À mesure que l’échéance du 31 mai se rapproche, le paysage électoral guinéen gagne en lisibilité. Dans la nuit du mercredi au jeudi 16 avril 2026, la Direction Générale des Élections (DGE) a dressé un état des lieux détaillé des candidatures provisoirement retenues pour les scrutins uninominal et plurinominal. Une étape charnière qui précise les contours de la compétition à l’échelle nationale et dans la diaspora.


Selon la Directrice Générale des Élections, Madame Djénabou Touré, le dispositif électoral repose sur 50 circonscriptions couvrant l’ensemble du territoire ainsi que les Guinéens établis à l’étranger. Au total, 150 dossiers de candidature ont été réceptionnés par l’institution. À l’issue du premier examen, 109 ont été validés à titre provisoire, soit un taux de rejet de 27 %.
Sur le plan de la représentativité, 442 candidats sont en lice, dont 306 hommes et 136 femmes. Une proportion féminine estimée à 31 %, que la DGE considère conforme aux exigences légales en matière de parité. « Le quota demandé par rapport à la représentation féminine est respecté », a affirmé Madame Touré.
Dans les différentes circonscriptions, le nombre de listes en compétition variera entre deux et quatre, traduisant une configuration électorale relativement encadrée. « La compétition, provisoirement, va se jouer sur le territoire national entre les listes validées par la DGE », a précisé l’institution.
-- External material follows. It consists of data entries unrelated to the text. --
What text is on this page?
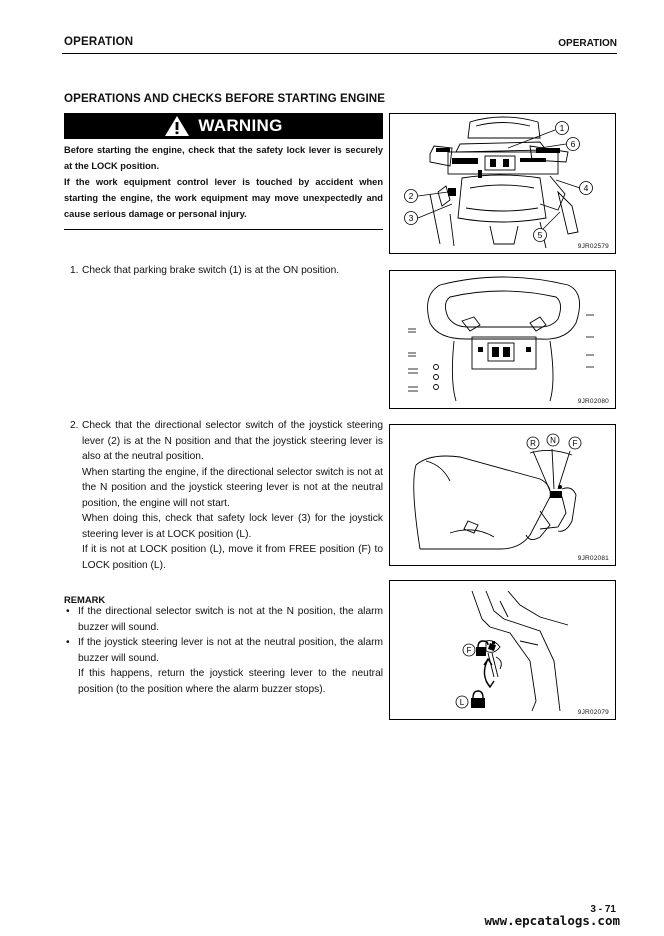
OPERATION	OPERATION
OPERATIONS AND CHECKS BEFORE STARTING ENGINE
WARNING

Before starting the engine, check that the safety lock lever is securely at the LOCK position.

If the work equipment control lever is touched by accident when starting the engine, the work equipment may move unexpectedly and cause serious damage or personal injury.

1. Check that parking brake switch (1) is at the ON position.

2. Check that the directional selector switch of the joystick steering lever (2) is at the N position and that the joystick steering lever is also at the neutral position.

When starting the engine, if the directional selector switch is not at the N position and the joystick steering lever is not at the neutral position, the engine will not start.

When doing this, check that safety lock lever (3) for the joystick steering lever is at LOCK position (L).

If it is not at LOCK position (L), move it from FREE position (F) to LOCK position (L).

REMARK
• If the directional selector switch is not at the N position, the alarm buzzer will sound.

• If the joystick steering lever is not at the neutral position, the alarm buzzer will sound.

If this happens, return the joystick steering lever to the neutral position (to the position where the alarm buzzer stops).

1
2
3
4
5
6
9JR02579
9JR02080
R N F
9JR02081
F
L
9JR02079
3 - 71
www.epcatalogs.com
En parallèle, pour le scrutin proportionnel, 21 partis politiques ont déjà vu leurs listes nationales validées à titre provisoire, consolidant ainsi l’architecture globale du processus électoral.
Pour les candidats recalés, la procédure ne s’arrête pas là. La DGE rappelle que le code électoral ouvre une fenêtre de contestation. Les recours pourront être introduits 48 heures après la publication des résultats provisoires, exclusivement devant la Cour suprême.
Une phase décisive s’ouvre désormais, où les arbitrages judiciaires pourraient encore rebattre les cartes avant la validation définitive des candidatures. En toile de fond, un enjeu majeur : garantir un scrutin crédible, inclusif et juridiquement irréprochable.
À six semaines du vote, la machine électorale est lancée — et la compétition, elle, est déjà bien engagée.